Loading and Preparing a Document for Parsing

We load a receipt image and prepare it for parsing:

# Load a sample document image from the dataset for parsing
image = dataset[2]["image"]

# Prepare the decoder input for the model, specifying the task prompt for document parsing
task_prompt = "<s_cord-v2>"
decoder_input = processor.tokenizer(task_prompt, add_special_tokens=False, return_tensors="pt")

# Process the image to obtain pixel values suitable for the model
pixel_values = processor(image, return_tensors="pt").pixel_values

Generating and Processing Parsing Results

We generate structured output from the receipt image and convert it to a JSON format:

# Generate the output sequence from the model based on the image and decoder input
outputs = model.generate(
    pixel_values.to(device),
    decoder_input_ids=decoder_input_ids.to(device),
    max_length=model.decoder.config.max_position_embeddings,
    pad_token_id=processor.tokenizer.pad_token_id,
    eos_token_id=processor.tokenizer.eos_token_id,
    use_cache=True,
    bad_words_ids=[[processor.tokenizer.unk_token_id]],
    return_dict_in_generate=True,
)

# Decode and clean up the generated sequence
sequence = processor.batch_decode(outputs.sequences)[0]
sequence = sequence.replace(processor.tokenizer.eos_token, "").replace(processor.tokenizer.pad_token, "")
sequence = re.sub(r"<.*?>", "", sequence, count=1).strip()

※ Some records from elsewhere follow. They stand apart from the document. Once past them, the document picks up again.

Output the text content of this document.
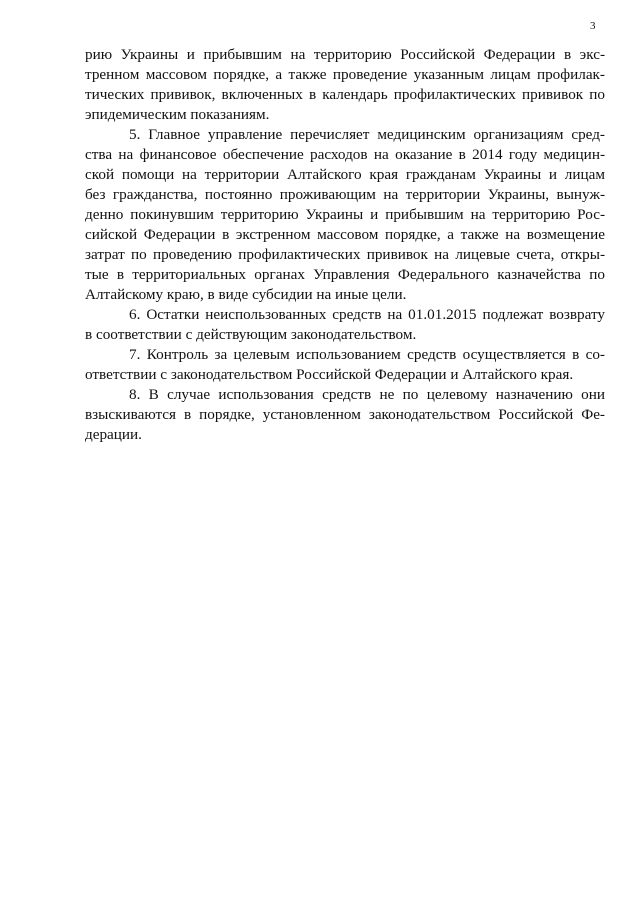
3
рию Украины и прибывшим на территорию Российской Федерации в экс-
тренном массовом порядке, а также проведение указанным лицам профилак-
тических прививок, включенных в календарь профилактических прививок по
эпидемическим показаниям.
5. Главное управление перечисляет медицинским организациям сред-
ства на финансовое обеспечение расходов на оказание в 2014 году медицин-
ской помощи на территории Алтайского края гражданам Украины и лицам
без гражданства, постоянно проживающим на территории Украины, вынуж-
денно покинувшим территорию Украины и прибывшим на территорию Рос-
сийской Федерации в экстренном массовом порядке, а также на возмещение
затрат по проведению профилактических прививок на лицевые счета, откры-
тые в территориальных органах Управления Федерального казначейства по
Алтайскому краю, в виде субсидии на иные цели.
6. Остатки неиспользованных средств на 01.01.2015 подлежат возврату
в соответствии с действующим законодательством.
7. Контроль за целевым использованием средств осуществляется в со-
ответствии с законодательством Российской Федерации и Алтайского края.
8. В случае использования средств не по целевому назначению они
взыскиваются в порядке, установленном законодательством Российской Фе-
дерации.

<s_menu><s_nm> CINNAMON SUGAR</s_nm><s_unitprice> 17,000</s_unitprice><s_cnt> 1 x</s_cnt><s_price> 17,000</s_price></s_menu><s_sub_total><s_subtotal_price> 17,000</s_subtotal_price></s_sub_total><s_total><s_total_price> 17,000</s_total_price><s_cashprice> 20,000</s_cashprice><s_changeprice> 3,000</s_changeprice></s_total>

Extracting Structured Information

Next, the below code snippet converts the model output into a structured JSON format containing detailed information from the receipt:

# Convert the cleaned sequence into a structured JSON format
print(processor.token2json(sequence))

{
  "menu": {
    "nm": "CINNAMON SUGAR",
    "unitprice": "17,000",
    "cnt": "1 x",
    "price": "17,000"
  },
  "sub_total": {
    "subtotal_price": "17,000"
  },
  "total": {
    "total_price": "17,000",
    "cashprice": "20,000",
    "changeprice": "3,000"
  }
}

The model successfully extracts detailed structured data from the receipt, including menu items, prices, and payment details. This demonstrates DONUT’s ability to convert visual document content directly into machine-readable formats without OCR.

Final Notes

This workflow demonstrates DONUT’s capability across document understanding tasks.

By utilizing the Swin Transformer for visual encoding and BART for text decoding, DONUT provides an end-to-end solution that eliminates the need for OCR preprocessing. This approach offers significant advantages in terms of efficiency, accuracy, and flexibility across different document types and languages.